I don't mean to sound totally ungrateful for computing advances even at that point. After all, I had done math and science homework with a slide rule, and crunched the numbers for an economic statistics term paper using one of those 12x12-button Frieden calculators.
Those had been my choices until after I had graduated college, for making calculations: a slide rule or a 144-key "adding" machine. Or an abacus. But hey, any of those still beat stuff like using a pile of stones to keep track of exactly how many sheep came back to the pens at nightfall, when having any stones left over meant trudging off to find the missing critters...
Anyway that time-share on mainframes experience began in 1967. My next zillion computers were all mainframes in huge rooms full of blinking lights, tape drives, clattering 1403 printers... we users were supplicants at the windows and countertops of the I/O control group, submitting decks of cards and waiting 24 hours to find out if we had a compile error, never mind actually try to execute the programs, which had to be written in callable segments no bigger than 32k in order to fit into user-available memory.
Go ahead, ask me if it seemed like a long, LONG time before the 80s and personal computing for the masses rolled around.
My first PC was a Compaq luggable (barely!) with two floppy disk drives. It cost me more than I had paid for my first used Volkswagen, I believe. I know it cost almost as much as two of my most recent Apple laptops.

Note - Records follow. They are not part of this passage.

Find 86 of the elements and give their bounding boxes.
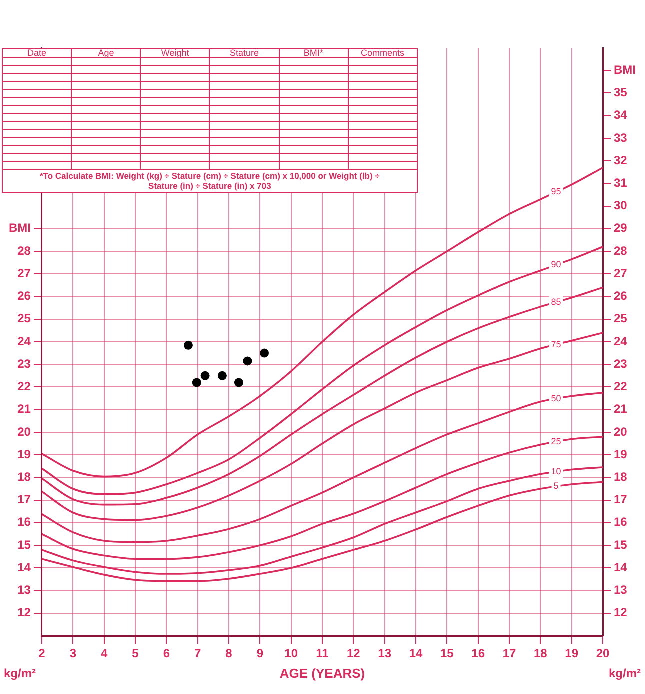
y-tick-label: 24 xyxy=(18,334,32,348)
y2-tick-label: 33 xyxy=(614,130,628,145)
y2-tick-label: 25 xyxy=(614,312,628,326)
point xyxy=(192,378,202,388)
x-tick-label: 10 xyxy=(284,646,298,661)
y-tick-label: 17 xyxy=(18,492,32,507)
x-tick-label: 6 xyxy=(163,646,170,661)
point xyxy=(260,348,270,358)
series-label: 85 xyxy=(551,296,562,307)
x-tick-label: 15 xyxy=(440,646,454,661)
x-tick-label: 4 xyxy=(100,646,108,661)
x-axis-title: AGE (YEARS) xyxy=(280,666,366,681)
y2-tick-label: BMI xyxy=(614,62,636,77)
y2-tick-label: 14 xyxy=(614,560,628,574)
series-label: 90 xyxy=(551,260,562,270)
annotation: *To Calculate BMI: Weight (kg) ÷ Stature (cm) ÷ Stature (cm) x 10,000 or Weight (lb) ÷ Stature (in) ÷ Stature (in) x 703 xyxy=(2,170,418,192)
annotation: Stature xyxy=(210,48,280,58)
y2-tick-label: 16 xyxy=(614,515,628,530)
point xyxy=(200,371,210,380)
y2-tick-label: 21 xyxy=(614,402,628,416)
y-tick-label: 23 xyxy=(18,356,32,371)
point xyxy=(184,340,193,350)
x-tick-label: 14 xyxy=(409,646,423,661)
x-tick-label: 13 xyxy=(378,646,392,661)
y-tick-label: 25 xyxy=(18,312,32,326)
y2-tick-label: 30 xyxy=(614,198,628,213)
series-label: 75 xyxy=(551,339,562,350)
annotation: Weight xyxy=(140,48,210,58)
y-tick-label: 14 xyxy=(18,560,32,574)
y2-tick-label: 35 xyxy=(614,86,628,100)
point xyxy=(218,371,227,380)
annotation: BMI* xyxy=(279,48,348,58)
y2-tick-label: 26 xyxy=(614,289,628,304)
x-tick-label: 12 xyxy=(346,646,361,661)
y-tick-label: 26 xyxy=(18,289,32,304)
y-tick-label: 28 xyxy=(18,244,32,258)
x-tick-label: 7 xyxy=(194,646,202,661)
y-tick-label: 19 xyxy=(18,447,32,462)
point xyxy=(243,356,252,366)
y-tick-label: 20 xyxy=(18,424,32,439)
y2-tick-label: 22 xyxy=(614,380,628,394)
y2-tick-label: 29 xyxy=(614,221,628,236)
series-label: 5 xyxy=(554,481,559,492)
series-label: 50 xyxy=(551,394,562,404)
point xyxy=(234,378,244,388)
x-tick-label: 11 xyxy=(316,646,330,661)
series-label: 10 xyxy=(551,466,562,477)
annotation: Comments xyxy=(348,48,418,58)
y2-tick-label: 34 xyxy=(614,108,628,122)
y2-tick-label: 17 xyxy=(614,492,628,507)
series-label: 25 xyxy=(551,436,562,447)
y-tick-label: 15 xyxy=(18,538,32,552)
x-tick-label: 19 xyxy=(565,646,579,661)
y2-tick-label: 24 xyxy=(614,334,628,348)
x-tick-label: 5 xyxy=(132,646,140,661)
y-tick-label: 27 xyxy=(18,266,32,280)
y2-tick-label: 19 xyxy=(614,447,628,462)
y-tick-label: 12 xyxy=(18,606,32,620)
y2-tick-label: 23 xyxy=(614,356,628,371)
annotation: Date xyxy=(2,48,72,58)
y-tick-label: 22 xyxy=(18,380,32,394)
y2-tick-label: 27 xyxy=(614,266,628,280)
x-tick-label: 3 xyxy=(70,646,77,661)
y2-tick-label: 28 xyxy=(614,244,628,258)
x-tick-label: 2 xyxy=(38,646,46,661)
series-label: 95 xyxy=(551,186,562,197)
y2-axis-title: kg/m² xyxy=(608,666,641,680)
y-tick-label: BMI xyxy=(8,221,31,236)
y-axis-title: kg/m² xyxy=(4,666,36,680)
y2-tick-label: 12 xyxy=(614,606,628,620)
y-tick-label: 18 xyxy=(18,470,32,484)
x-tick-label: 8 xyxy=(226,646,233,661)
x-tick-label: 17 xyxy=(502,646,516,661)
y2-tick-label: 18 xyxy=(614,470,628,484)
x-tick-label: 20 xyxy=(596,646,610,661)
y-tick-label: 16 xyxy=(18,515,32,530)
x-tick-label: 9 xyxy=(256,646,264,661)
y2-tick-label: 32 xyxy=(614,153,628,168)
y2-tick-label: 15 xyxy=(614,538,628,552)
y2-tick-label: 20 xyxy=(614,424,628,439)
x-tick-label: 18 xyxy=(534,646,548,661)
y-tick-label: 13 xyxy=(18,583,32,598)
x-tick-label: 16 xyxy=(472,646,486,661)
y2-tick-label: 31 xyxy=(614,176,628,190)
y-tick-label: 21 xyxy=(18,402,32,416)
y2-tick-label: 13 xyxy=(614,583,628,598)
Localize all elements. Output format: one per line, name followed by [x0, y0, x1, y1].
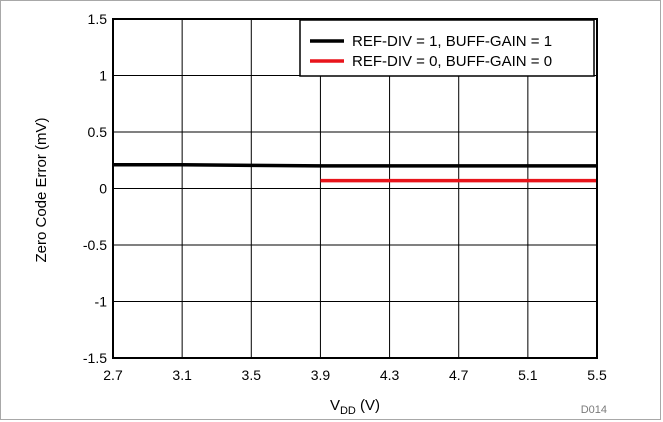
figure-id-label: D014 [581, 404, 607, 416]
y-tick-label: 0.5 [88, 124, 108, 140]
x-tick-label: 2.7 [103, 367, 123, 383]
legend-label-series-1: REF-DIV = 1, BUFF-GAIN = 1 [352, 33, 552, 50]
y-axis-label: Zero Code Error (mV) [33, 117, 50, 262]
y-tick-label: 0 [99, 181, 107, 197]
legend: REF-DIV = 1, BUFF-GAIN = 1 REF-DIV = 0, … [299, 19, 595, 77]
x-tick-label: 5.1 [518, 367, 538, 383]
x-tick-label: 4.7 [449, 367, 469, 383]
series-line-1 [113, 163, 597, 168]
x-tick-label: 3.9 [311, 367, 331, 383]
y-tick-label: -1 [95, 294, 108, 310]
series-group [113, 163, 597, 183]
legend-label-series-2: REF-DIV = 0, BUFF-GAIN = 0 [352, 53, 552, 70]
x-tick-label: 3.1 [172, 367, 192, 383]
x-tick-label: 4.3 [380, 367, 400, 383]
x-tick-labels: 2.7 3.1 3.5 3.9 4.3 4.7 5.1 5.5 [103, 367, 607, 383]
x-axis-label: VDD (V) [330, 397, 380, 417]
x-tick-label: 5.5 [587, 367, 607, 383]
plot-area-border [112, 18, 598, 359]
y-tick-label: 1 [99, 68, 107, 84]
y-tick-label: -1.5 [83, 350, 107, 366]
x-tick-label: 3.5 [242, 367, 262, 383]
legend-box [299, 19, 595, 77]
y-tick-labels: -1.5 -1 -0.5 0 0.5 1 1.5 [83, 11, 107, 366]
y-tick-label: 1.5 [88, 11, 108, 27]
y-tick-label: -0.5 [83, 237, 107, 253]
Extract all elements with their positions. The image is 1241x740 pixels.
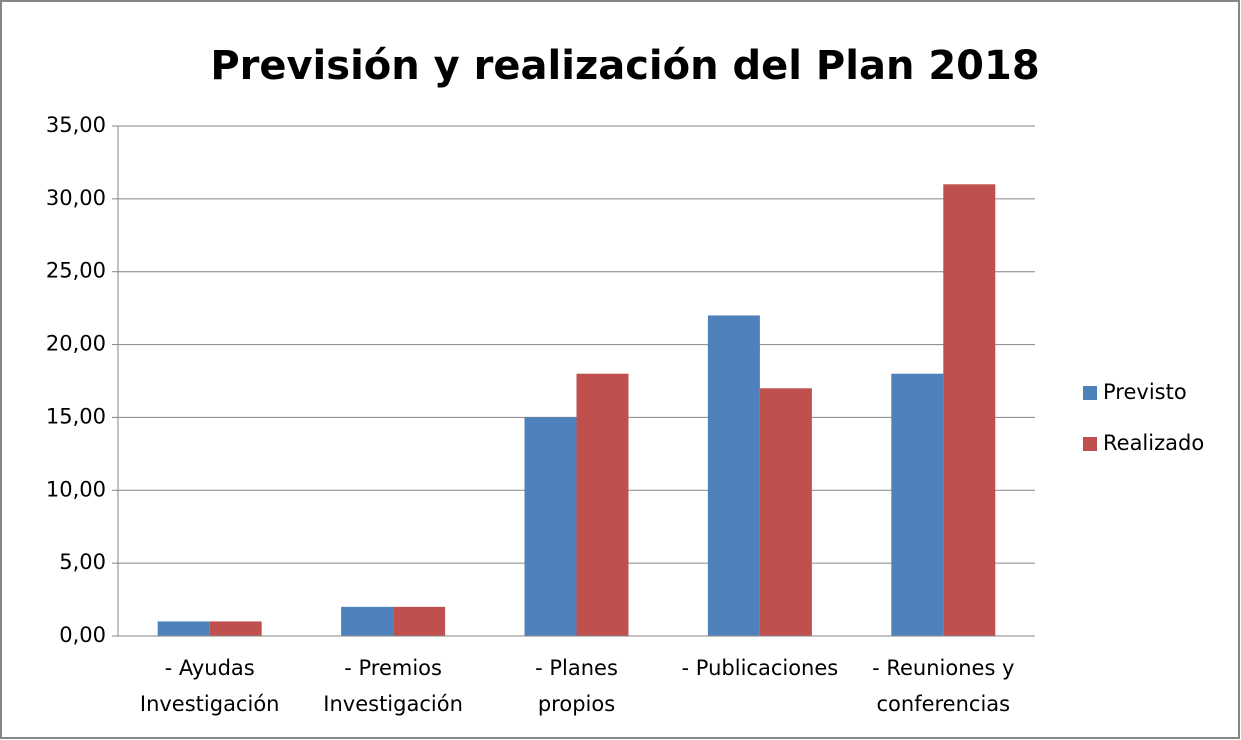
- y-tick-label: 5,00: [59, 550, 106, 574]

Got a Mac 512k in 1985 and never really looked back, although I did get some DOS laptop that ran an early version of Windows. I think it still works. The 512k Mac definitely still works.
(On software advances: You could ask what I think about bloated word processing programs today, when one of my favorite Mac text processors was the shareware McSink that ran in 20k and would handle huge text files without complaint. I would be censored here if I answered honestly. I grew up in an era when pictures might have been worth a thousand words, but computers stuck to numbers and words and expressed them, preferably, in plaintext. I think I'm still sorta there when it comes to personal preferences, so keep those fancy presentations and just give me the bottom line. The bottom line generated from an app that runs in 20k is probably an unattainable dream today when even end users command gigabytes of free cloud storage... you give us a inch, we all take a mile).
All time favorite Apple laptop has to be the G4 12" powerbook, for the small footprint, sturdiness, reliability. Among my favorite iPods: the 2nd gen nano, since the ones I have seem indestructible.
Most memorable Apple product launch: the first iPod shuffle, the little white one that looks like a USB flash drive and has really top-end audio quality.
You can probably understand the amazement of someone my age coming to grips with the idea that I could cart around hours worth of music on something the size of a cigarette lighter, or later on, the size of a postage stamp. After all, when I was a kid, music was either live in a concert hall (or on the back porch) or else it had been recorded on 78rpm discs that were played from consoles that could weigh more than a mini-refrigerator.
"Portable" music was a violin, flute or guitar, etc., when I was a child.
Even today I think that my all time favorite iPods, notwithstanding the incredible computing power of our smart devices, might be the low-end shuffles, for their size, price, durability, basic functionality. They remind me how fortunate I am to have been born during a time when technological advances really began to empower ordinary people in so many ways.